* Q3 net profit Y163.8 bln vs Y178.9 bln year earlier

* Keeps full-year net profit forecast at Y400 bln

* Credit-related costs Y234.8 bln for nine months through Dec

TOKYO, Feb 2 (Reuters) - Sumitomo Mitsui Financial Group Inc (SMFG), Japan's second-largest lender by assets, reported a 8.4% drop in third-quarter net profit on Tuesday primarily due to an increase in credit-related costs.

SMFG posted a profit of 163.8 billion yen ($1.56 billion) for the three months through December compared with 178.9 billion yen in the year-ago period, according to Reuters calculations based on nine-month cumulative figures disclosed in an exchange filing.

SMFG reiterated its profit view of 400 billion yen for the full year through March. That compared with the 500.1 billion yen average of 12 analysts' estimates compiled by Refinitiv.

The lender, which already exceeded its annual profit target, kept its full-year forecast because the situation is becoming "more and more uncertain" due to the coronavirus outbreak, according to a spokesman for the company.

Profits at Japanese banks, already reeling from years of negative interest rates and shrinking population, were expected to be pressured by a surge in credit losses due to the COVID-19 pandemic.

SMFG booked 234.8 billion yen credit-related costs for the nine months through December, up from 96.5 billion yen in the same period a year ago.

Although the credit-related costs weighed down its profit, they were smaller-than-expected as the lender had estimated 450 billion yen of the costs for the current financial year.

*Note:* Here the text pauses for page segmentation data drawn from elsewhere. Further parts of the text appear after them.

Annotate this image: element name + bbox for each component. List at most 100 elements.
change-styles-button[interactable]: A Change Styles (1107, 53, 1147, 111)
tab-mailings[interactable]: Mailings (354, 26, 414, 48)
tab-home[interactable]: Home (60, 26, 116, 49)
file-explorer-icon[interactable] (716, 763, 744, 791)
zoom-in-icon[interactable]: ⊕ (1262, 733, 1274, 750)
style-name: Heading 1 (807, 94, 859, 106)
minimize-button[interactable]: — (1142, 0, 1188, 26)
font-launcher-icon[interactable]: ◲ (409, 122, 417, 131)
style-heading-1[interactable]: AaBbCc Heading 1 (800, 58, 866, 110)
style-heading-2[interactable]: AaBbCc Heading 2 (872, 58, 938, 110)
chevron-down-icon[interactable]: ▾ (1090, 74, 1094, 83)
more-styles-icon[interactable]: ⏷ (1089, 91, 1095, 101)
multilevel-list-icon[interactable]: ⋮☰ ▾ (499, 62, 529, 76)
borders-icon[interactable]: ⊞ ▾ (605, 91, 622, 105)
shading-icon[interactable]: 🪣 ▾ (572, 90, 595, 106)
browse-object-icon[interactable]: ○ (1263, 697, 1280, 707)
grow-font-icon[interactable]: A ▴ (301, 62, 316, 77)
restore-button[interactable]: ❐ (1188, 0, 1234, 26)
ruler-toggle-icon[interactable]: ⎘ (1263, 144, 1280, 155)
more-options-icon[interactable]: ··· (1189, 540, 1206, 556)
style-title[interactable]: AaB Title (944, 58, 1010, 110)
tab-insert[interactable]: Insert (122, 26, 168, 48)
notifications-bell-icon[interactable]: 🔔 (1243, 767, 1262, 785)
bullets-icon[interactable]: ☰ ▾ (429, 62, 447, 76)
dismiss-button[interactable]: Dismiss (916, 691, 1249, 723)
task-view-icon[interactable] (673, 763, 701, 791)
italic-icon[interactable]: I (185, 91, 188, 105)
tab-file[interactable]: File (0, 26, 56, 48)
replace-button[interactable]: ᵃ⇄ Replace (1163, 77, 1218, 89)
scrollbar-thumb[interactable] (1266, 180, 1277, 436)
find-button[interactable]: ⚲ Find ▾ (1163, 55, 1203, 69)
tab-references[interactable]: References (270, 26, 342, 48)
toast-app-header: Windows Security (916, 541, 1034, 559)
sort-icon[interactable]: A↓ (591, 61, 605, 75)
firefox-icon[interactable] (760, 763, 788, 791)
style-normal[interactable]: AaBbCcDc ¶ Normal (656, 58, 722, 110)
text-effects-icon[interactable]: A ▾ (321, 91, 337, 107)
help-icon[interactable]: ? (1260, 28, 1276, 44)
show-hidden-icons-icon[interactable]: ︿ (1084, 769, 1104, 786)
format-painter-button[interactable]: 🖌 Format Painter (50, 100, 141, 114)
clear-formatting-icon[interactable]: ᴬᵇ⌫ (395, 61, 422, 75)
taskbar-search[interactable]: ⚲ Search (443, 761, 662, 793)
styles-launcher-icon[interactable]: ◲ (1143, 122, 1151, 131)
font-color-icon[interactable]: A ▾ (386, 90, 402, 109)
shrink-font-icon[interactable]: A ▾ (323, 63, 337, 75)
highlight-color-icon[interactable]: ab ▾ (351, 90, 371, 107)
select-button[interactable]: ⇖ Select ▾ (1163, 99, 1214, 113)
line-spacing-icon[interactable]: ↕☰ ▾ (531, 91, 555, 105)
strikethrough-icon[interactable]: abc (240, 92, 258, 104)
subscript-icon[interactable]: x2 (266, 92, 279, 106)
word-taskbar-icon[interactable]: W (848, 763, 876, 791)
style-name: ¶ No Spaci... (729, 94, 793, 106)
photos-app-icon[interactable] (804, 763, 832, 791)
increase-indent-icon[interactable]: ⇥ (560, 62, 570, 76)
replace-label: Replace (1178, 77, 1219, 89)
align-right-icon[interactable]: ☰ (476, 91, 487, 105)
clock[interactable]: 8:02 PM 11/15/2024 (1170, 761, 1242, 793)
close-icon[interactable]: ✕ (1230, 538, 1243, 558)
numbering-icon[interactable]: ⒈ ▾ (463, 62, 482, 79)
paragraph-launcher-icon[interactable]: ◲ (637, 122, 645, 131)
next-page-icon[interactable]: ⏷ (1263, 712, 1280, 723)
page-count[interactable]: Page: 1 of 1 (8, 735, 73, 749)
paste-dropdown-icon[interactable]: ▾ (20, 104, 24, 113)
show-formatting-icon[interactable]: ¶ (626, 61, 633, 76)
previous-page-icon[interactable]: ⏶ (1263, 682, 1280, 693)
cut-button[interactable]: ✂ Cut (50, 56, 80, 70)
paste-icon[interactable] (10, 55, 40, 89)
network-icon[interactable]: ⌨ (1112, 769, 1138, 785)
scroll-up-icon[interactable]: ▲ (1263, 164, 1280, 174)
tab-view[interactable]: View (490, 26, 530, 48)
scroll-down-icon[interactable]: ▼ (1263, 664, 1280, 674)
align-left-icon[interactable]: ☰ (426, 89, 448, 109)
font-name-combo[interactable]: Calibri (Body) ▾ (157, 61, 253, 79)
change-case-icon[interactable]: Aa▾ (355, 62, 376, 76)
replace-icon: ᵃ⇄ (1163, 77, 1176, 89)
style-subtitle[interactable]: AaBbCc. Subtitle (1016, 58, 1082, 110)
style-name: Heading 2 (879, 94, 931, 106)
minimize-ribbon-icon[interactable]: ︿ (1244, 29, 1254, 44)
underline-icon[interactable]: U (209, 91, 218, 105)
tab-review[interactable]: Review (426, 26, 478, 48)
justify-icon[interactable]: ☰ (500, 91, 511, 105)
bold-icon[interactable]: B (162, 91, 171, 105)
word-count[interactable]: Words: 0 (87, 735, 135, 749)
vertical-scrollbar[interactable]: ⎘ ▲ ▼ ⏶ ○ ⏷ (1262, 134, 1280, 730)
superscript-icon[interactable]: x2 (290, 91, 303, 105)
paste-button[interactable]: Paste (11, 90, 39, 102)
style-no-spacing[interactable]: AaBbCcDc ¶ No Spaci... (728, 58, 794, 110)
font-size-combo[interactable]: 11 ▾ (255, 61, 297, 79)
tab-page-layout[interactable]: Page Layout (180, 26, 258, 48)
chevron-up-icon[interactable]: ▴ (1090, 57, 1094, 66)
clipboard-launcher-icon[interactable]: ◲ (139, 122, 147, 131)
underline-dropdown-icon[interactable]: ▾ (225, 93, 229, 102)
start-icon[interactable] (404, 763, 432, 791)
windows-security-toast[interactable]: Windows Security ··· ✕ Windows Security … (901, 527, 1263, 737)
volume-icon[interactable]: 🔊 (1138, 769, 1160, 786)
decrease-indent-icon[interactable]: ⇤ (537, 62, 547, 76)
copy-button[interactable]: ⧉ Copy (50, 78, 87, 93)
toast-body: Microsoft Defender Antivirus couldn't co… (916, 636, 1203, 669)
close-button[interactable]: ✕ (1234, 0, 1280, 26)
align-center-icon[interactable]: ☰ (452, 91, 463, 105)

The lower credit costs augurs well for the earnings prospects of the local banks with a recovery expected in the world's third-largest economy, which suffered its biggest post-war slump in April-June last year.

Japan's economy will likely recover to levels before the COVID-19 pandemic as early as March next year, Bank of Japan Governor Haruhiko Kuroda said last month.

The number of bankruptcies in Japan came in at 1,751 in the third quarter, or a 20.8% drop from a year earlier, according to research firm Tokyo Shoko Research.